La nascita di Futuro Nazionale doveva chiudersi con l’immagine di un partito compatto, lanciato attorno alla figura di Roberto Vannacci e pronto a trasformare il consenso personale del generale in una struttura politica organizzata. Invece, secondo la ricostruzione di Repubblica, la due giorni romana dell’assemblea costituente si sarebbe conclusa con un finale molto più turbolento: urla, spintoni, tensioni e anche qualche schiaffo. Al centro dello scontro ci sarebbero state le nomine interne, gli incarichi territoriali e l’esclusione di alcuni esponenti che ritenevano ormai acquisito un posto nel nuovo “parlamentino” del movimento.
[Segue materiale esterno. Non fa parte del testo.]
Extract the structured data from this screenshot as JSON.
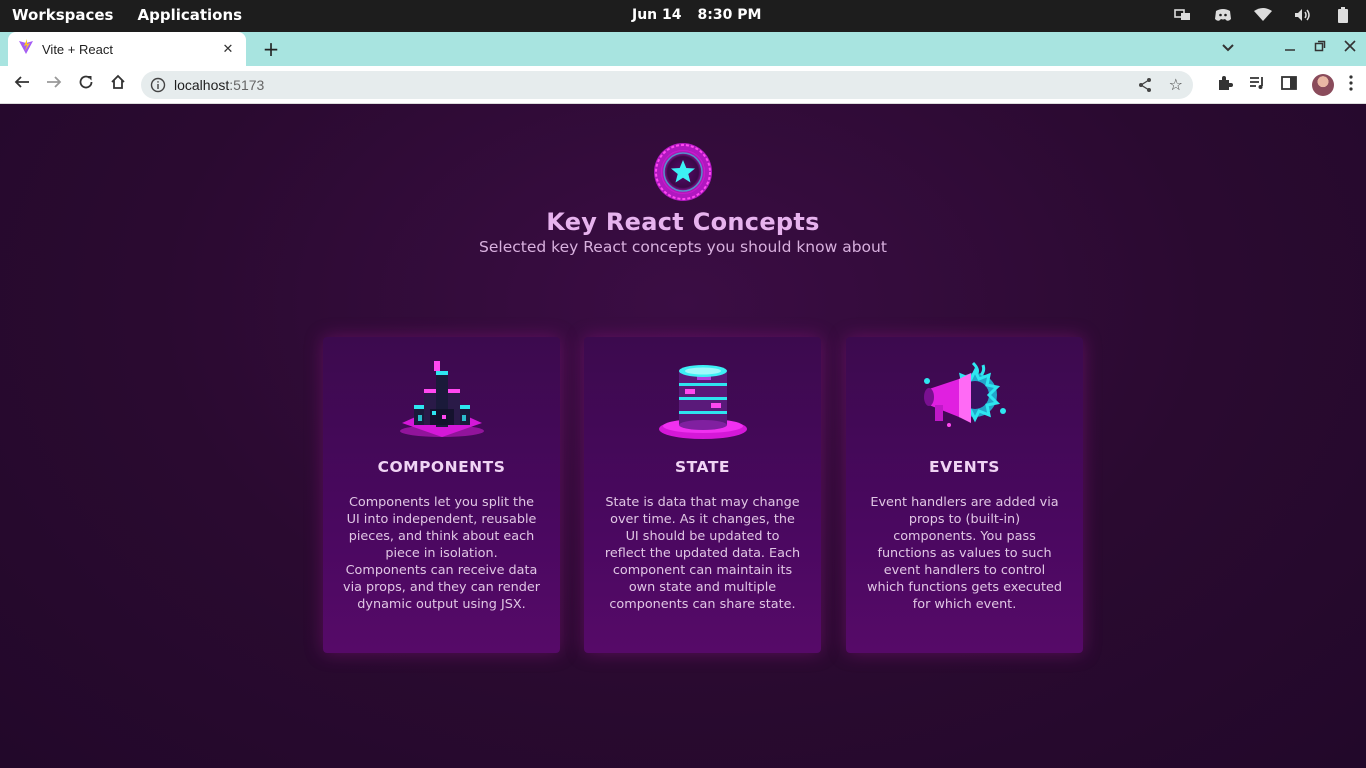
{
  "os": {
    "workspaces": "Workspaces",
    "applications": "Applications",
    "date": "Jun 14",
    "time": "8:30 PM"
  },
  "browser": {
    "tab_title": "Vite + React",
    "url_host": "localhost",
    "url_port": ":5173"
  },
  "app": {
    "title": "Key React Concepts",
    "subtitle": "Selected key React concepts you should know about",
    "cards": [
      {
        "title": "COMPONENTS",
        "description": "Components let you split the UI into independent, reusable pieces, and think about each piece in isolation. Components can receive data via props, and they can render dynamic output using JSX."
      },
      {
        "title": "STATE",
        "description": "State is data that may change over time. As it changes, the UI should be updated to reflect the updated data. Each component can maintain its own state and multiple components can share state."
      },
      {
        "title": "EVENTS",
        "description": "Event handlers are added via props to (built-in) components. You pass functions as values to such event handlers to control which functions gets executed for which event."
      }
    ]
  },
  "colors": {
    "page_bg": "#2a0a30",
    "card_bg": "#4a0860",
    "title": "#e7b3ee",
    "accent_cyan": "#2ee6f0",
    "accent_magenta": "#e020e0",
    "tab_strip": "#a8e4e0"
  },
  "icons": [
    "vite-icon",
    "close-icon",
    "plus-icon",
    "chevron-down-icon",
    "minimize-icon",
    "maximize-icon",
    "back-icon",
    "forward-icon",
    "reload-icon",
    "home-icon",
    "info-icon",
    "share-icon",
    "star-icon",
    "extensions-icon",
    "media-icon",
    "sidepanel-icon",
    "menu-icon",
    "star-badge-icon",
    "network-icon",
    "discord-icon",
    "wifi-icon",
    "volume-icon",
    "battery-icon"
  ]
}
A raccontare il clima delle ore successive è Matteo Pucciarelli, che descrive un malumore esploso lontano dagli occhi dei cronisti, dopo la parte pubblica dell’evento. La frase attribuita a un testimone, secondo cui “tra camerati è normale dialettica”, restituisce il tono di una tensione vissuta da alcuni come una sorta di rito interno, più che come un incidente politico. Ma il dato resta: nel momento in cui Fn prova a presentarsi come nuova forza della destra, la prima grande assemblea si chiude con una frattura tutta interna.
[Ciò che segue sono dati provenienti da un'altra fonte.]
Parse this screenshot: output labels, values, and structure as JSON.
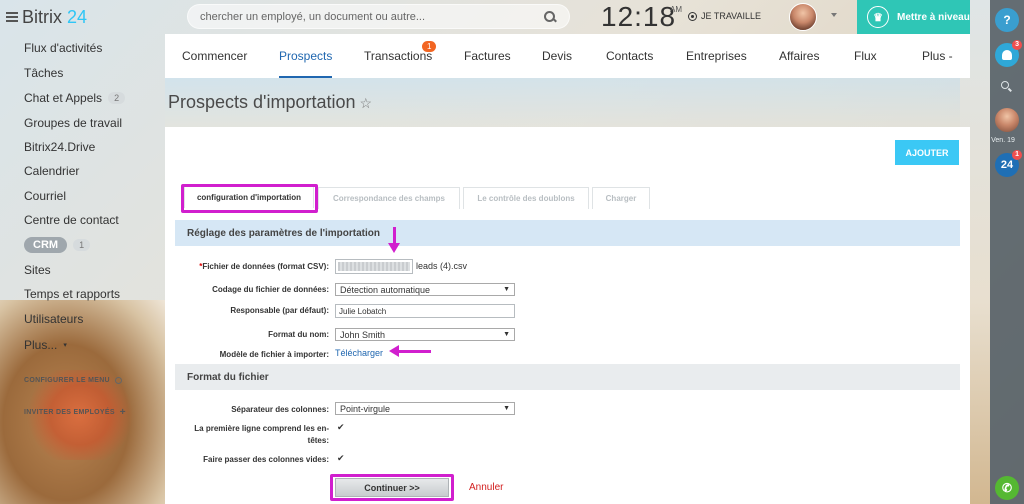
{
  "app": {
    "brand_main": "Bitrix",
    "brand_suffix": "24"
  },
  "header": {
    "search_placeholder": "chercher un employé, un document ou autre...",
    "clock": "12:18",
    "clock_suffix": "AM",
    "work_status": "JE TRAVAILLE",
    "upgrade_label": "Mettre à niveau"
  },
  "sidebar": {
    "items": [
      {
        "label": "Flux d'activités"
      },
      {
        "label": "Tâches"
      },
      {
        "label": "Chat et Appels",
        "badge": "2"
      },
      {
        "label": "Groupes de travail"
      },
      {
        "label": "Bitrix24.Drive"
      },
      {
        "label": "Calendrier"
      },
      {
        "label": "Courriel"
      },
      {
        "label": "Centre de contact"
      },
      {
        "label": "CRM",
        "badge": "1"
      },
      {
        "label": "Sites"
      },
      {
        "label": "Temps et rapports"
      },
      {
        "label": "Utilisateurs"
      },
      {
        "label": "Plus..."
      }
    ],
    "configure_menu": "CONFIGURER LE MENU",
    "invite_users": "INVITER DES EMPLOYÉS"
  },
  "nav": {
    "tabs": [
      {
        "label": "Commencer"
      },
      {
        "label": "Prospects",
        "active": true
      },
      {
        "label": "Transactions",
        "counter": "1"
      },
      {
        "label": "Factures"
      },
      {
        "label": "Devis"
      },
      {
        "label": "Contacts"
      },
      {
        "label": "Entreprises"
      },
      {
        "label": "Affaires"
      },
      {
        "label": "Flux"
      },
      {
        "label": "Plus -"
      }
    ]
  },
  "page": {
    "title": "Prospects d'importation",
    "add_button": "AJOUTER"
  },
  "steps": [
    {
      "label": "configuration d'importation",
      "active": true
    },
    {
      "label": "Correspondance des champs"
    },
    {
      "label": "Le contrôle des doublons"
    },
    {
      "label": "Charger"
    }
  ],
  "import_settings": {
    "section_title": "Réglage des paramètres de l'importation",
    "file_label_required": "*",
    "file_label": "Fichier de données (format CSV):",
    "file_name": "leads (4).csv",
    "encoding_label": "Codage du fichier de données:",
    "encoding_value": "Détection automatique",
    "responsible_label": "Responsable (par défaut):",
    "responsible_value": "Julie Lobatch",
    "name_format_label": "Format du nom:",
    "name_format_value": "John Smith",
    "template_label": "Modèle de fichier à importer:",
    "template_link": "Télécharger"
  },
  "file_format": {
    "section_title": "Format du fichier",
    "separator_label": "Séparateur des colonnes:",
    "separator_value": "Point-virgule",
    "header_row_label_1": "La première ligne comprend les en-",
    "header_row_label_2": "têtes:",
    "header_row_checked": true,
    "skip_empty_label": "Faire passer des colonnes vides:",
    "skip_empty_checked": true
  },
  "actions": {
    "continue": "Continuer >>",
    "cancel": "Annuler"
  },
  "rail": {
    "help": "?",
    "notifications_count": "3",
    "date_label": "Ven. 19",
    "b24_label": "24",
    "b24_count": "1"
  },
  "colors": {
    "accent": "#2067b0",
    "upgrade": "#2fc6b6",
    "add_button": "#3bc8f5",
    "highlight": "#d11fce",
    "cancel": "#d21f1f",
    "counter": "#f26522"
  }
}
La lite sulle nomine e il nodo dei coordinatori regionali
Il punto di rottura sarebbe arrivato quando è stato comunicato che non sarebbero stati nominati i coordinatori regionali. Una decisione che avrebbe fatto saltare aspettative, equilibri e promesse non scritte. Diversi esponenti, secondo la ricostruzione, si aspettavano un ruolo preciso nella nuova struttura del partito e non avrebbero accettato di restare fuori dai posti considerati più importanti. Da qui il malcontento, poi degenerato in una lite con toni molto accesi.
Tra i nomi indicati come più irritati c’è quello di Stefano Valdegamberi, consigliere regionale ex Lega, che si sarebbe visto superare da Gianangelo Bof, deputato veneto anche lui proveniente dal Carroccio. Per provare a ricucire, il coordinatore Massimiliano Simoni ha annunciato l’allargamento dell’assemblea nazionale da 100 a 120 membri. Una mossa pensata per contenere il malumore, ma che conferma quanto la costruzione interna di Futuro Nazionale sia ancora in una fase delicata.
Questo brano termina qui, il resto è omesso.